Triangular MIMO Relay Channels: Simultaneous Signal and Interference Alignment

In this paper, we propose a new three-user network information flow model, referred to as the triangular multiple-input-multiple-output (MIMO) relay (TMR) channel, which consists of three users and three relays equipped with n_U and n_R antennas, respectively. Each user sends two independent messages to the other two users via the adjacent relays in two time slots, which are referred to as the multiple-access and broadcast stages. We derive a novel simultaneous signal and interference alignment for the proposed TMR channel in a scenario where there are fewer antennas at each relay than at each user (n_R <; n_U).
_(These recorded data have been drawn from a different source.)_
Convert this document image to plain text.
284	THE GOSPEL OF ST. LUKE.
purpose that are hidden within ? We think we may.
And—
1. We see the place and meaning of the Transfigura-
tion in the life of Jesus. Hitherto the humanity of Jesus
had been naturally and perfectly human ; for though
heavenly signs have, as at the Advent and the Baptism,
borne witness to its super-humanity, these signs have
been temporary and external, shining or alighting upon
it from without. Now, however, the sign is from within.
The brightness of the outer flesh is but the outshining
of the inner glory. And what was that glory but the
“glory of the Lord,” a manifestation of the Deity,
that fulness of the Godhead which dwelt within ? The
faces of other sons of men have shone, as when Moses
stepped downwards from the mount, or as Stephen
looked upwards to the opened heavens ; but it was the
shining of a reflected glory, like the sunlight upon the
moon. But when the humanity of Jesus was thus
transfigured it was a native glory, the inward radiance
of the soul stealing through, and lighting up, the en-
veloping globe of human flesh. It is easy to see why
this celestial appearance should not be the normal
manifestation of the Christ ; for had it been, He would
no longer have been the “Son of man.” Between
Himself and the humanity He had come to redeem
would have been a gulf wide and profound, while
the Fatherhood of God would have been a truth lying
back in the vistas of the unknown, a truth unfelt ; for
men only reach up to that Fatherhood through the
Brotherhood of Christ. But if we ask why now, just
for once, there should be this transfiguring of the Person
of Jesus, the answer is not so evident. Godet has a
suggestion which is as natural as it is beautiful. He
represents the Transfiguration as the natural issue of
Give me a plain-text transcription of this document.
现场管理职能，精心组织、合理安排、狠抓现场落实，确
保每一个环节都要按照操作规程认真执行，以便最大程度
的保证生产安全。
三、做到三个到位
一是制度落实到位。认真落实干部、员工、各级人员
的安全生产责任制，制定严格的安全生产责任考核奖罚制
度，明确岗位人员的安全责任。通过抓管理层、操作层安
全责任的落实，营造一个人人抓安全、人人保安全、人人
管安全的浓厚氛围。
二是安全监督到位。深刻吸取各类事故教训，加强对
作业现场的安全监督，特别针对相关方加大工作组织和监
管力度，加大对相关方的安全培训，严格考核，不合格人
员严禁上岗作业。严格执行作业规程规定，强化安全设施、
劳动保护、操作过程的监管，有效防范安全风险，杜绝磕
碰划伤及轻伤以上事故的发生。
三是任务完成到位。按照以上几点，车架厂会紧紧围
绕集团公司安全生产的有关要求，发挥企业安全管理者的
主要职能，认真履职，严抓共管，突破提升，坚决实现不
An optimized pseudo-inverse scheme based on an efficient gradient projection algorithm is proposed to solve the simultaneous alignment problem. By deriving a gradient over weighted sum-rate maximization and applying a gradient descent method, the optimal beamforming vectors are obtained to maximize the effective signal-to-noise ratios. Furthermore, to obtain rapid convergence speed and reduce computational complexity, we introduce a quasi-Newton method, which is referred to as the Broyden-Fletcher-Goldfarb-Shanno algorithm, by approximating the Hessian matrix of a pure Newton method. The convergence of the proposed gradient algorithm is guaranteed by proposing a line search algorithm. Finally, a performance evaluation shows that the proposed scheme offers a higher sum rate, produces a better outage probability, and achieves a higher multiplexing gain than the existing schemes.